Mutual funds, as per the acceptable definitions from various financial websites worldwide, are investment instruments created through small contributions made by a large group of investors. It is, therefore, in essence, a pool of capital with multiple investors making individual contributions. In order to track the extent of each individual contribution, the mutual fund’s corpus is divided into smaller portions with a face value similar to company shares, which are termed as units. The larger the number of units held by a mutual fund investor, the greater the contribution of that investor. For example, a person holding 10 units of the ICICI Prudential Mutual Fund AMC’s Equity Fund has a larger investment in the fund as compared to a person holding 5 units of the same.
The next step is to use this money in order to make it grow. This, after all, is the basic reason for the existence of any investment. This is where experts enter the fray. A mutual fund is managed by a fund manager who is an expert with years or even decades of experience in financial markets and products. He or she will be supported by a group of subject matter experts also known as a mutual fund management team that will help in efficient management of the fund ranging from stock selection strategy, funds allocation to risk management procedures. As of the current day, the requirements for managing a mutual fund have grown so complex that specialized fund houses such as ICICI Prudential Mutual Fund AMC have developed specialized teams and departments that handle specific areas of investments such as equity, debt, derivatives etc.
How Mutual Funds Make Money:
The investments that a mutual fund makes can either appreciate in value or depreciate. In case the value of the mutual fund’s investment increases, the pool of money available i.e. the AUM (assets under management) of the fund increases. An increase in AUM also impacts the price of each unit i.e. the per unit price increases as the mutual fund’s investments make a profit. In case an investor opts for the dividend option, the profits of the investment are paid out from time to time depending upon business conditions and the fund management team’s recommendations. On the other hand, in the case of the growth option, the profits of the fund lead to a continued increase in the NAV value of available units, which will provide capital gains benefits when the units are redeemed by the investor.
Investing in Mutual Funds
There are two common styles of investing in mutual funds – the online route and the offline route. The online route is possible through either the AMC website itself or through an online third party distributor such as Paisabazaar.com. For example, if you are investing in a mutual fund that is managed by ICICI Prudential Mutual Fund AMC, then you can make the investment through the AMC’s registered website. In either case, you will need to sign up for an investment account with either the mutual fund company or one of its distributors in order to invest. As per SEBI guidelines, you will have to complete the mandated KYC either through a registered KRA such as Karvy or the online Aadhar-based KYC which has gained quite a bit of traction in recent years. Once your investment account is up and running, you can search for and invest in a mutual fund as easily as shopping online at your favorite online shopping portal.

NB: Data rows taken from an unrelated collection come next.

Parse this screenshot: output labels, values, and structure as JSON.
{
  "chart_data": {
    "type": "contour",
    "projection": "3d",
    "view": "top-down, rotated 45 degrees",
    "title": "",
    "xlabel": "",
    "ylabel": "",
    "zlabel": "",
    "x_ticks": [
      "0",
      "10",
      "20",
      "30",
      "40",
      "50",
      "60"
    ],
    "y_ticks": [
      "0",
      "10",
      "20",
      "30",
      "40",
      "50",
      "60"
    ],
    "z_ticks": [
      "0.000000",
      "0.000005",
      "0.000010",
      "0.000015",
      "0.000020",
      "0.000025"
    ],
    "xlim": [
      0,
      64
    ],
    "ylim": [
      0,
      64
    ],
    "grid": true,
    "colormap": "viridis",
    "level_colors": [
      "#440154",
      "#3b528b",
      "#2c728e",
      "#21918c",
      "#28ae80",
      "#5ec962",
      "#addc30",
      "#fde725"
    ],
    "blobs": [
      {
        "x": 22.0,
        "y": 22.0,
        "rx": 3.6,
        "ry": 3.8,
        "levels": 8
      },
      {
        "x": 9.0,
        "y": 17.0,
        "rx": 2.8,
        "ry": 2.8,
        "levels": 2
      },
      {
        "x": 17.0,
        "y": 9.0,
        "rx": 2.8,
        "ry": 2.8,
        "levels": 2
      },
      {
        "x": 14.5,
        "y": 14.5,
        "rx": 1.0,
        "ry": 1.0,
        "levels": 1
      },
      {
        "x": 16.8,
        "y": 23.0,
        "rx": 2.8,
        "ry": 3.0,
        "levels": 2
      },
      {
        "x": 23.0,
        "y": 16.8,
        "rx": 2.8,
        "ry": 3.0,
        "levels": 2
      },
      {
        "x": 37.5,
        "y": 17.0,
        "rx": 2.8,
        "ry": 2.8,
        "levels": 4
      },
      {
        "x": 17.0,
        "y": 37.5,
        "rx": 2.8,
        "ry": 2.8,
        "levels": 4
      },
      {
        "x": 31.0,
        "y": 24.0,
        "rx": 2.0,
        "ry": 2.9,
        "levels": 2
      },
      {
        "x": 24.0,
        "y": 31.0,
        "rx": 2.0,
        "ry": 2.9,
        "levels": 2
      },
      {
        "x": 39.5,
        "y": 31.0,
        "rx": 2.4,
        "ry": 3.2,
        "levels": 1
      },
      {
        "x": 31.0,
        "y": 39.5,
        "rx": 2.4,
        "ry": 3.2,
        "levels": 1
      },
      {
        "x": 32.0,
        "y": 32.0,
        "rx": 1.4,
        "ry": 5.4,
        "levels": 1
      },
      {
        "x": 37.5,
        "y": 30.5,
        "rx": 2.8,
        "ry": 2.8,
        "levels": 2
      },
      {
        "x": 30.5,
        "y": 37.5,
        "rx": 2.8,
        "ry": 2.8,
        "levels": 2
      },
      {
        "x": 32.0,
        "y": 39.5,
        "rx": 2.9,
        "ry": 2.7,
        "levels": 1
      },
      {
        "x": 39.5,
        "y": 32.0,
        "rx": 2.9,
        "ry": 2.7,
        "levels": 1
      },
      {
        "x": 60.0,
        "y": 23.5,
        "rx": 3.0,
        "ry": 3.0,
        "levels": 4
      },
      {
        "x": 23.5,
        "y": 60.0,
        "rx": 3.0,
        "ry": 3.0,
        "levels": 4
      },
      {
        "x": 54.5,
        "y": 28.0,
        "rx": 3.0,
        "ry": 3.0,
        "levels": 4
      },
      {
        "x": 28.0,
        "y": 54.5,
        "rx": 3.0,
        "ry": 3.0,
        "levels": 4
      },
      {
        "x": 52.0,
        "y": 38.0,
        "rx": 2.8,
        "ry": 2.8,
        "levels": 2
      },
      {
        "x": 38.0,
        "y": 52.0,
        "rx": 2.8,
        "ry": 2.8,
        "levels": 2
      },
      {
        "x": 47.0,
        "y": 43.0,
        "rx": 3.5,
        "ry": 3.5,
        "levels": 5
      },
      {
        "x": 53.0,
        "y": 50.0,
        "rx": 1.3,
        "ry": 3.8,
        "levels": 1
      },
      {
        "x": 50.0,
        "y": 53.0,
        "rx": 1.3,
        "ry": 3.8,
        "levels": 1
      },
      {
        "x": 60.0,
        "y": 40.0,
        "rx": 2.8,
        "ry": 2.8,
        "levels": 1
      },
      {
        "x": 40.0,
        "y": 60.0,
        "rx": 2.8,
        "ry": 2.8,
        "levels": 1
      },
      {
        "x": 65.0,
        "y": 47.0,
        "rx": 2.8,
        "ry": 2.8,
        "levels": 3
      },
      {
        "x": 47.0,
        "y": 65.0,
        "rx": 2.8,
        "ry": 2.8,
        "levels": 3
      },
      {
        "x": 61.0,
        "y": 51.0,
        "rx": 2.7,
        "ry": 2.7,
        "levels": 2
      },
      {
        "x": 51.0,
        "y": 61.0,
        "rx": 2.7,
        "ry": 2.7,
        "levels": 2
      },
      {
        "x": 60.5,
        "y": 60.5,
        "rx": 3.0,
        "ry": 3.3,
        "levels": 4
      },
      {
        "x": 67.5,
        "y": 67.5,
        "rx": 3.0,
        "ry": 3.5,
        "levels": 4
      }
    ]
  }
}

The offline route has been around since new age investments were first started. You have to visit the registered office of the mutual fund distributor or the mutual fund AMC in order to fill out an application form and submit all required documents along with the investment amount in the form of check or draft to complete to purchase process. Once units have been allocated, you will get a receipt showing your holdings as well as a certificate showing the number of units of the mutual fund you hold. This process is of course not as fast as the online process but still preferred by a small group of investors.